Reports. The committee will timely prepare the audit committee
report required to be included in the company’s annual meeting proxy statement,
and report to the board on the other matters relating to the committee or its
purposes, as required by the listing standards or SEC rules. The committee will
also report to the board annually the overall results of its annual review of
the independent auditors’ qualifications, performance and independence and the
annual review by the committee of its own performance. The committee also will
report to the board on the major items covered by the committee at each
committee meeting, and provide additional reports to the board as the committee
may determine to be appropriate, including review with the full board of any
issues that arise from time to time with respect to the quality or integrity of
the company’s financial statements, the company’s compliance with legal or
regulatory requirements, the performance and independence of the independent
auditors or the performance of the internal audit function.
Committee access and investigations. The committee is at all times authorized to have direct, independent and confidential access to the independent auditors and to the company’s other directors, management and personnel to carry out the committee’s purposes. The committee is authorized to conduct or authorize investigations into any matters relating to the purposes, duties or responsibilities of the committee.

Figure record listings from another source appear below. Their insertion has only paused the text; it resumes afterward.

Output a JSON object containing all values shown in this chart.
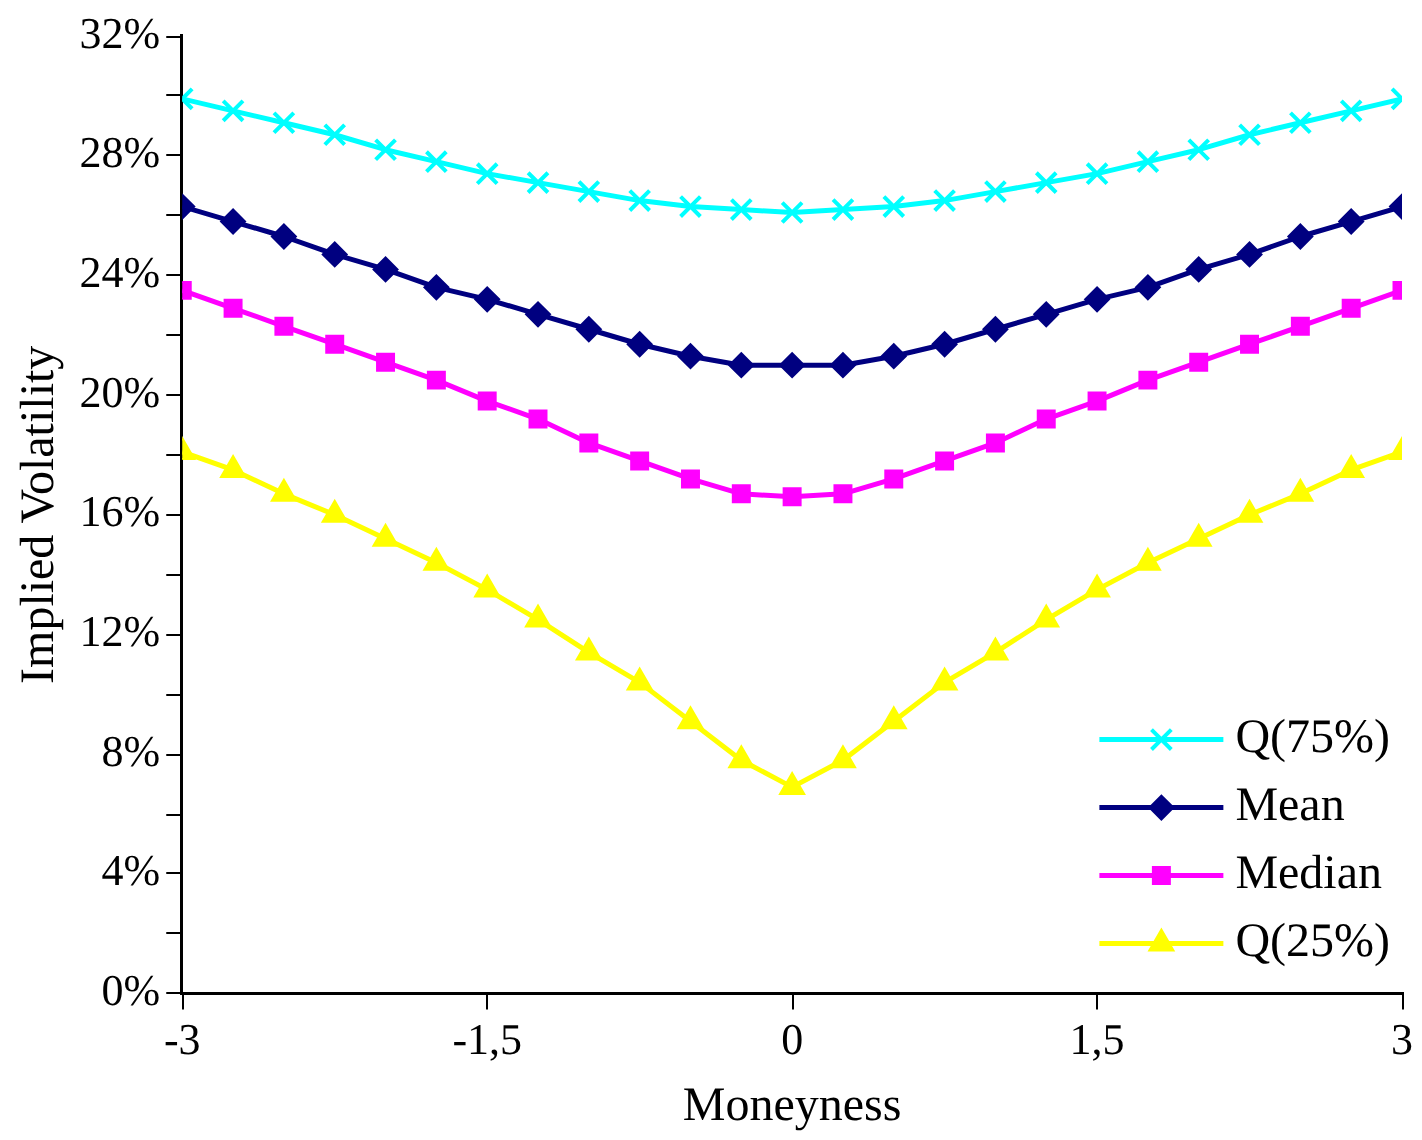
{
  "chart_data": {
    "type": "line",
    "xlabel": "Moneyness",
    "ylabel": "Implied Volatility",
    "x": [
      -3,
      -2.75,
      -2.5,
      -2.25,
      -2,
      -1.75,
      -1.5,
      -1.25,
      -1,
      -0.75,
      -0.5,
      -0.25,
      0,
      0.25,
      0.5,
      0.75,
      1,
      1.25,
      1.5,
      1.75,
      2,
      2.25,
      2.5,
      2.75,
      3
    ],
    "series": [
      {
        "name": "Q(75%)",
        "color": "#00ffff",
        "marker": "cross",
        "values": [
          29.9,
          29.5,
          29.1,
          28.7,
          28.2,
          27.8,
          27.4,
          27.1,
          26.8,
          26.5,
          26.3,
          26.2,
          26.1,
          26.2,
          26.3,
          26.5,
          26.8,
          27.1,
          27.4,
          27.8,
          28.2,
          28.7,
          29.1,
          29.5,
          29.9
        ]
      },
      {
        "name": "Mean",
        "color": "#000080",
        "marker": "diamond",
        "values": [
          26.3,
          25.8,
          25.3,
          24.7,
          24.2,
          23.6,
          23.2,
          22.7,
          22.2,
          21.7,
          21.3,
          21.0,
          21.0,
          21.0,
          21.3,
          21.7,
          22.2,
          22.7,
          23.2,
          23.6,
          24.2,
          24.7,
          25.3,
          25.8,
          26.3
        ]
      },
      {
        "name": "Median",
        "color": "#ff00ff",
        "marker": "square",
        "values": [
          23.5,
          22.9,
          22.3,
          21.7,
          21.1,
          20.5,
          19.8,
          19.2,
          18.4,
          17.8,
          17.2,
          16.7,
          16.6,
          16.7,
          17.2,
          17.8,
          18.4,
          19.2,
          19.8,
          20.5,
          21.1,
          21.7,
          22.3,
          22.9,
          23.5
        ]
      },
      {
        "name": "Q(25%)",
        "color": "#ffff00",
        "marker": "triangle",
        "values": [
          18.1,
          17.5,
          16.7,
          16.0,
          15.2,
          14.4,
          13.5,
          12.5,
          11.4,
          10.4,
          9.1,
          7.8,
          6.9,
          7.8,
          9.1,
          10.4,
          11.4,
          12.5,
          13.5,
          14.4,
          15.2,
          16.0,
          16.7,
          17.5,
          18.1
        ]
      }
    ],
    "xlim": [
      -3,
      3
    ],
    "xticks": [
      {
        "value": -3,
        "label": "-3"
      },
      {
        "value": -1.5,
        "label": "-1,5"
      },
      {
        "value": 0,
        "label": "0"
      },
      {
        "value": 1.5,
        "label": "1,5"
      },
      {
        "value": 3,
        "label": "3"
      }
    ],
    "ylim": [
      0,
      32
    ],
    "yticks": [
      {
        "value": 0,
        "label": "0%"
      },
      {
        "value": 2,
        "label": null
      },
      {
        "value": 4,
        "label": "4%"
      },
      {
        "value": 6,
        "label": null
      },
      {
        "value": 8,
        "label": "8%"
      },
      {
        "value": 10,
        "label": null
      },
      {
        "value": 12,
        "label": "12%"
      },
      {
        "value": 14,
        "label": null
      },
      {
        "value": 16,
        "label": "16%"
      },
      {
        "value": 18,
        "label": null
      },
      {
        "value": 20,
        "label": "20%"
      },
      {
        "value": 22,
        "label": null
      },
      {
        "value": 24,
        "label": "24%"
      },
      {
        "value": 26,
        "label": null
      },
      {
        "value": 28,
        "label": "28%"
      },
      {
        "value": 30,
        "label": null
      },
      {
        "value": 32,
        "label": "32%"
      }
    ],
    "grid": false,
    "legend": "bottom right",
    "line_style": "solid"
  }
}
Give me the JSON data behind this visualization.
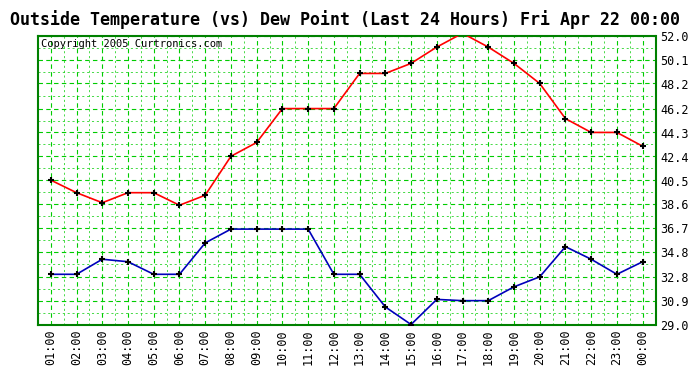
{
  "title": "Outside Temperature (vs) Dew Point (Last 24 Hours) Fri Apr 22 00:00",
  "copyright": "Copyright 2005 Curtronics.com",
  "x_labels": [
    "01:00",
    "02:00",
    "03:00",
    "04:00",
    "05:00",
    "06:00",
    "07:00",
    "08:00",
    "09:00",
    "10:00",
    "11:00",
    "12:00",
    "13:00",
    "14:00",
    "15:00",
    "16:00",
    "17:00",
    "18:00",
    "19:00",
    "20:00",
    "21:00",
    "22:00",
    "23:00",
    "00:00"
  ],
  "temp_data": [
    40.5,
    39.5,
    38.7,
    39.5,
    39.5,
    38.5,
    39.3,
    42.4,
    43.5,
    46.2,
    46.2,
    46.2,
    49.0,
    49.0,
    49.8,
    51.1,
    52.2,
    51.1,
    49.8,
    48.2,
    45.4,
    44.3,
    44.3,
    43.2
  ],
  "dew_data": [
    33.0,
    33.0,
    34.2,
    34.0,
    33.0,
    33.0,
    35.5,
    36.6,
    36.6,
    36.6,
    36.6,
    33.0,
    33.0,
    30.4,
    29.0,
    31.0,
    30.9,
    30.9,
    32.0,
    32.8,
    35.2,
    34.2,
    33.0,
    34.0
  ],
  "temp_color": "#ff0000",
  "dew_color": "#0000bb",
  "background_color": "#ffffff",
  "plot_bg_color": "#ffffff",
  "grid_color": "#00cc00",
  "border_color": "#008000",
  "y_min": 29.0,
  "y_max": 52.0,
  "y_ticks": [
    29.0,
    30.9,
    32.8,
    34.8,
    36.7,
    38.6,
    40.5,
    42.4,
    44.3,
    46.2,
    48.2,
    50.1,
    52.0
  ],
  "title_fontsize": 12,
  "tick_fontsize": 8.5,
  "copyright_fontsize": 7.5
}
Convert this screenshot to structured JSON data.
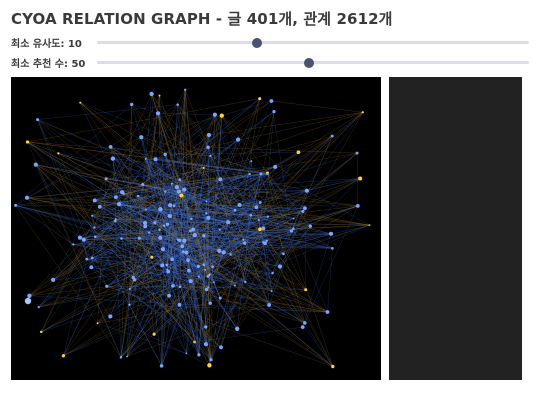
{
  "header": {
    "title": "CYOA RELATION GRAPH - 글 401개, 관계 2612개"
  },
  "controls": {
    "min_similarity": {
      "label": "최소 유사도: 10",
      "value": 10,
      "fraction": 0.37
    },
    "min_recommend": {
      "label": "최소 추천 수: 50",
      "value": 50,
      "fraction": 0.49
    }
  },
  "graph": {
    "node_color_primary": "#7aa6ff",
    "node_color_secondary": "#ffd23a",
    "edge_color_primary": "#3d6fd6",
    "edge_color_secondary": "#b07a18",
    "background": "#000000"
  },
  "side_panel": {
    "background": "#222222"
  }
}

Committee advisers and funding. As the committee deems
necessary to carry out its duties, it is authorized to select, engage
(including approval of the fees and terms of engagement), oversee, terminate
and obtain advice and assistance from outside legal, accounting or other
advisers or consultants. The company will provide for appropriate funding, as
determined by the committee, for payment of:
· compensation to the independent auditors for
their audit and audit-related, review and attest services;
· compensation to any advisers engaged by the
ordinary administrative expenses of the committee that are necessary or appropriate in carrying out its duties.